There is seriously nothing funny about Igloos. Think of the last time you heard a joke where the word "Igloo" was used in a manner that didn't derive the funny from the way it sounds. Igloos are serious fucking business -- just ask the Eskimos.

It's a vicious cycle.

Just The Facts

  1. Igloos are literally "snowhouses" made from discarded SnoCones.
  2. Igloos provide all the warmth and love a normal 2x2x2 ft. house can offer, and you should totally start a fire inside one for extra comfort.
  3. It is actually impossible to construct an igloo unless you absolutely have to in order to survive. Remember that the next snowday and save yourself the valuable effort you could be using to make a retarded Quasimodo snowman abomination.

The Past

Although it's rather difficult to pinpoint the exact moment someone decided to pile a bunch of snow into a roomy deathtrap, Inuit folklore does offer some insight.

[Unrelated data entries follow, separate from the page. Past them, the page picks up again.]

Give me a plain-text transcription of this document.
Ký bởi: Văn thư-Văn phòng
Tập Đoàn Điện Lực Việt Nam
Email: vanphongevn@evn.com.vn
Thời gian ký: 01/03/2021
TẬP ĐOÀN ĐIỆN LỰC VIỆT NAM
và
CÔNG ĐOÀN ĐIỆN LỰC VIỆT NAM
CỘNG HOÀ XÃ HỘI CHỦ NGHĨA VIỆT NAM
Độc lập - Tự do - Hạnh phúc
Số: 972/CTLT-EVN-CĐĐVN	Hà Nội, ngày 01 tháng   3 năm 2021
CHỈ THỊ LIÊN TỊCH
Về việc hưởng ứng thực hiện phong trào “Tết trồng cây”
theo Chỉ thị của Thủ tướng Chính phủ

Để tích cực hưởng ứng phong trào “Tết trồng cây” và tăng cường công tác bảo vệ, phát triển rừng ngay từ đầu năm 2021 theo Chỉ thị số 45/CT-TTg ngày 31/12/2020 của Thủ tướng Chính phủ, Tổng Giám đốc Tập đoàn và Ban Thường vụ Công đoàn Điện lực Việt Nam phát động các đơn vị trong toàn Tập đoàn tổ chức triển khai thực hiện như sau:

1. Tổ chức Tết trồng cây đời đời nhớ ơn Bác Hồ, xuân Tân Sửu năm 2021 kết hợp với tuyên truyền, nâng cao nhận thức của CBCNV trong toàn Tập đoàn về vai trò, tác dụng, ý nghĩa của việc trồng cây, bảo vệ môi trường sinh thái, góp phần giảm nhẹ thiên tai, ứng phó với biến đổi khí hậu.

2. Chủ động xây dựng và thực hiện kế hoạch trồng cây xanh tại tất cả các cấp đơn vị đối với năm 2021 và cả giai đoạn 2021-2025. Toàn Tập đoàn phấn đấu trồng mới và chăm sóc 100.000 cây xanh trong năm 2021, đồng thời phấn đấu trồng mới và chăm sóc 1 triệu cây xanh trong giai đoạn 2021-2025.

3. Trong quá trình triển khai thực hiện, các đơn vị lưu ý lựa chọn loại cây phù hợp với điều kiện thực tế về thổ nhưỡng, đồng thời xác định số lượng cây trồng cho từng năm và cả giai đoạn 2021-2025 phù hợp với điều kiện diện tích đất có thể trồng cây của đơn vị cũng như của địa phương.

It is said that long before the last Ice Age, the inuit people were well-content on their comfortable penninsula of the future Alaska. Their homes were built from wood or whatever, no one really cares to mention that in the story.

Upon the encroaching global winter, one Inuit man* found himself stranded in a relatively unheardof snowstorm.

*The name of the man varies based on who's telling the story; "Nanook", "Conan", and "Lou Bega" are all common deviations.

"A little bit of Eskimo, in my blood / A little bit of blue whale, that's what I love"

The snow getting high, our hero decides he's not going to just roll over and die, so he begins emulating the basic human neccesities out of snow in hopes of a better chance of survival (anything is better than zero).

After eating the snow made his head hurt, and after fucking the snow made his manstick shrivel, he went right to basic human neccesity number three: shelter.

Damn... I really thought snowfucking would get me somewhere.

Surprisingly, there were many ways our Inuit retard could go about forming a shelter out of snow. Since there was a virtually limitless supply of the fluffy stuff, he had no reason not to construct the greatest (and first) snow building the world had ever seen. It is said that he toiled for days, using all of his energy to construct what he thought would be an everlasting, permanent home for himself and his family, should he ever see them again.

Archival footage of the very first snow shelter, just down the hall from the very first snow casino.

Unfortunately for the brave man, he would never get to use his incredible construction. It is said that the Inuit gods of nature felt the talented man was being too much of a showoff, and sicced a wooly mammoth on him and his elegant creation.

The man died along with his snowshelter, but not in vain. Behind, he left a legacy of people who decide to build their homes from shit that falls from the sky.

Less famous but equally retarded are the ancient Kalapana of Hawaii, whose magma houses led to their downfall.

The Present

Just as Halloween was based on a necessary tradition of villagers giving away candy to ghouls so they wouldn't eat their children, igloos have become the fodder of small children everywhere.

And why not? What child hasn't envisioned creating their own snow empire in their front yard, with free cable and COLOR TV!

"You know, that was a feces-hut before it snowed. Now it's an igloo!"

Alas, the same fate must meet all regulation igloos. The combination of the unforgiving sun, the unstable nature of snow crystals, and just the general lack of engineering knowledge results in a dangerous pungie-pit of impossibly sharp ice spikes. But hey, let the kids be kids -- they'll learn from their dismemberment.

"Timmy, stay away from that dying creature. Let it have peace."